Custom sculpted tombstones, celebrity-studded cemeteries, and funeral packages that cost up to 500,000 yuan ($82,356) are the new must-have luxury items in China—at least if the country’s largest “death care services” provider has anything to say about it.

Fu Shou Yuan is pricing its IPO on Dec. 12 and listing in Hong Kong on Dec 19, where it hopes to raise up to $250 million (paywall). The company and prospective investors including the Carlyle Group, hedge fund firm Farallon Investors, and asset manager China Cinda are betting that death is a growth industry in China, especially if Fu Shou can dominate what it calls in its prospectus (pdf) the “premium” death care market.

Home to a large, aging population, China already has more deaths than any country in the world, which are forecast to rise to 10.4 million annually by 2017 from 9.7 million last year. The industry will grow by about 17% a year to reach 100 billion yuan ($16.4 billion) by 2017, according to a study that market research firm Euromonitor conducted for Fu Shou. x

Growth is fueled in large part by the fact that families are spending more to bid a final farewell to their loved ones. Funerals, as well as weddings and other occasions for traditional Chinese customs, were banned by the Communist Party during the 1960s and 1970s. As the country has opened up, families with money have gradually started splashing out again—like this businessman in 2011 who spent 5 million yuan honoring his deceased mother with gold-plated canons and a motorcade of Lincoln limousines. Average spending per cremation was 10,078 yuan in 2012, up from a little over 6,000 in 2008, according to Euromonitor.

Most Chinese are cremated. Non-cremated burials are only allowed in parts of rural China.Euromonitor/Fu Shou Yuan

One reason that Fu Shou is targeting higher-priced funerals is that it can’t easily open up new graveyards to accommodate the rising number of deaths. As Quartz has reported, cemetery plots are increasingly scarce due to China’s real estate boom. Because of the rising costs of grave plots and ceremonies, the term sibuqi or “can’t afford to die” is now a common phrase.
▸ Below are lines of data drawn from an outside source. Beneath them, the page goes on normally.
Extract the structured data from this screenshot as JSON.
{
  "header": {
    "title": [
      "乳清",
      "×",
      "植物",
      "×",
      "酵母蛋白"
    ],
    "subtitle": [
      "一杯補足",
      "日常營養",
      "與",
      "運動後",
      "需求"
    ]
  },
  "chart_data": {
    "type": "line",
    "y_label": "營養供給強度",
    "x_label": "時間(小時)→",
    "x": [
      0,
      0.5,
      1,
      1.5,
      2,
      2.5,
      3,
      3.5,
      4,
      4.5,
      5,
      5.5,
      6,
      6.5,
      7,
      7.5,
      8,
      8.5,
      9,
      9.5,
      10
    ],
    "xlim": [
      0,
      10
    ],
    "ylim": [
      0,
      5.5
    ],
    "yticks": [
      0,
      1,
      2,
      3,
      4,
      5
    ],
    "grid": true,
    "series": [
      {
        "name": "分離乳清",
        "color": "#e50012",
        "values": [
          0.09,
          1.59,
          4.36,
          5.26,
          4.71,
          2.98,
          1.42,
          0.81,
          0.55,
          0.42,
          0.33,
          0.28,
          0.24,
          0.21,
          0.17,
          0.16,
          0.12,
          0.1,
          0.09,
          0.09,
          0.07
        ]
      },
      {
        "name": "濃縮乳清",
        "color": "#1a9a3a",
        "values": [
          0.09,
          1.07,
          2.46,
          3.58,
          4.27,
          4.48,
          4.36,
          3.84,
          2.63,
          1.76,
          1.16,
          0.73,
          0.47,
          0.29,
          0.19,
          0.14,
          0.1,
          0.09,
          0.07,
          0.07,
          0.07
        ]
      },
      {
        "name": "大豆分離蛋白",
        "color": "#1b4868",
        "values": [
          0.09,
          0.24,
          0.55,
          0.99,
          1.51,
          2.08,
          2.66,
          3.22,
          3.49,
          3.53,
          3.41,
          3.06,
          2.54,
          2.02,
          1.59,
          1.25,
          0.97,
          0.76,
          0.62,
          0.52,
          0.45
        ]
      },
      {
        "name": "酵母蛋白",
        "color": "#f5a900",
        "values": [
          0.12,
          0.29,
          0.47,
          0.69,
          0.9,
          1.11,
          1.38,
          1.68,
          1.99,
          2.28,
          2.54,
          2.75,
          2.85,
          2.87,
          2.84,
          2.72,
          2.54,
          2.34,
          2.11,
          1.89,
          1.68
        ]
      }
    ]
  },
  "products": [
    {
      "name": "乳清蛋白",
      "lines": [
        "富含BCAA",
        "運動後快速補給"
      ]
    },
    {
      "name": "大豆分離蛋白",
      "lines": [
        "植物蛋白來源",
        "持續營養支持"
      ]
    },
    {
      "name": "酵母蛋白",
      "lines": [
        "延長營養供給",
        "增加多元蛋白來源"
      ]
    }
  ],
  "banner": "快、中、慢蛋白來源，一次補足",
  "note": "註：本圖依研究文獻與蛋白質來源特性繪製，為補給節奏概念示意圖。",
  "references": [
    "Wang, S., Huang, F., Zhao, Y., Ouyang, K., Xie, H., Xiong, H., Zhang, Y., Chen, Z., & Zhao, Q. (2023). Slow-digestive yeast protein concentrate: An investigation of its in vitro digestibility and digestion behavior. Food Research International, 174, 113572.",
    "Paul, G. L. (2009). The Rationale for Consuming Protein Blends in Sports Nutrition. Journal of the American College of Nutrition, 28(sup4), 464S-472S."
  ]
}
Riding this wave is especially important for Fu Shou, one of the first private companies to break into the industry when it opened a cemetery in Shanghai in 1994. It faces increasing competition from other private and government-run cemeteries and funeral facilities. And because China’s death care industry is still dominated by smaller, regional players, Fu Shou’s overall market share was only 1% (pdf, p. 80) in 2012 despite being the largest in terms of revenue and geographical reach.
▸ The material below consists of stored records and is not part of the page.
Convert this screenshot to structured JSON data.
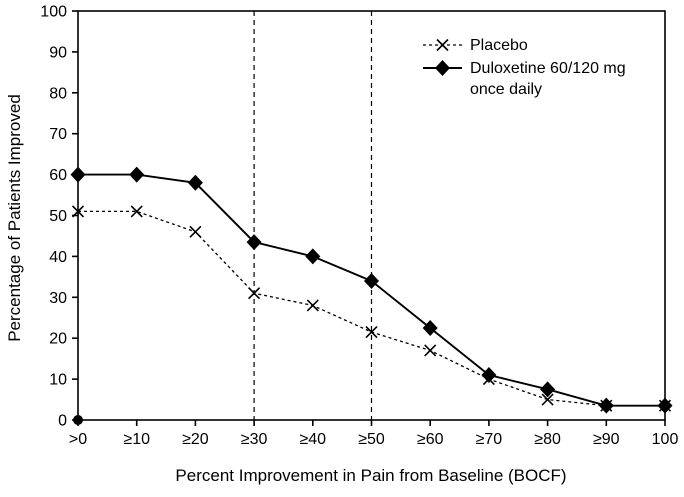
{
  "chart_data": {
    "type": "line",
    "title": "",
    "xlabel": "Percent Improvement in Pain from Baseline (BOCF)",
    "ylabel": "Percentage of Patients Improved",
    "categories": [
      ">0",
      "≥10",
      "≥20",
      "≥30",
      "≥40",
      "≥50",
      "≥60",
      "≥70",
      "≥80",
      "≥90",
      "100"
    ],
    "ylim": [
      0,
      100
    ],
    "yticks": [
      0,
      10,
      20,
      30,
      40,
      50,
      60,
      70,
      80,
      90,
      100
    ],
    "grid": false,
    "legend_position": "top-right-inside",
    "reference_lines": {
      "style": "vertical-dashed",
      "at_categories": [
        "≥30",
        "≥50"
      ]
    },
    "origin_marker": {
      "category": ">0",
      "value": 0,
      "shape": "filled-circle"
    },
    "series": [
      {
        "name": "Placebo",
        "legend_lines": [
          "Placebo"
        ],
        "marker": "x-cross",
        "line_style": "dashed",
        "values": [
          51,
          51,
          46,
          31,
          28,
          21.5,
          17,
          10,
          5,
          3.5,
          3.5
        ]
      },
      {
        "name": "Duloxetine 60/120 mg once daily",
        "legend_lines": [
          "Duloxetine 60/120 mg",
          "once daily"
        ],
        "marker": "filled-diamond",
        "line_style": "solid",
        "values": [
          60,
          60,
          58,
          43.5,
          40,
          34,
          22.5,
          11,
          7.5,
          3.5,
          3.5
        ]
      }
    ],
    "colors": {
      "foreground": "#000000",
      "background": "#ffffff"
    }
  }
}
So how is Fushou targeting the higher end of the market? According to a website on prices of tombstones in Beijing, a generic non-brand name stone costs 20,000 to 50,000 yuan but Fu Shou’s were above 100,000 yuan. Fu Shou also brags that its cemetery in Shanghai is the resting place for famous public figures (link in Chinese) like Ruan Lingyu, a Chinese starlet from the 1930s, Wang Daohan, a Chinese politician who managed China-Taiwan relations—as well as a tomb enshrining the clothes of the singer Teresa Teng, whose family was from China but lived and was buried in Taiwan.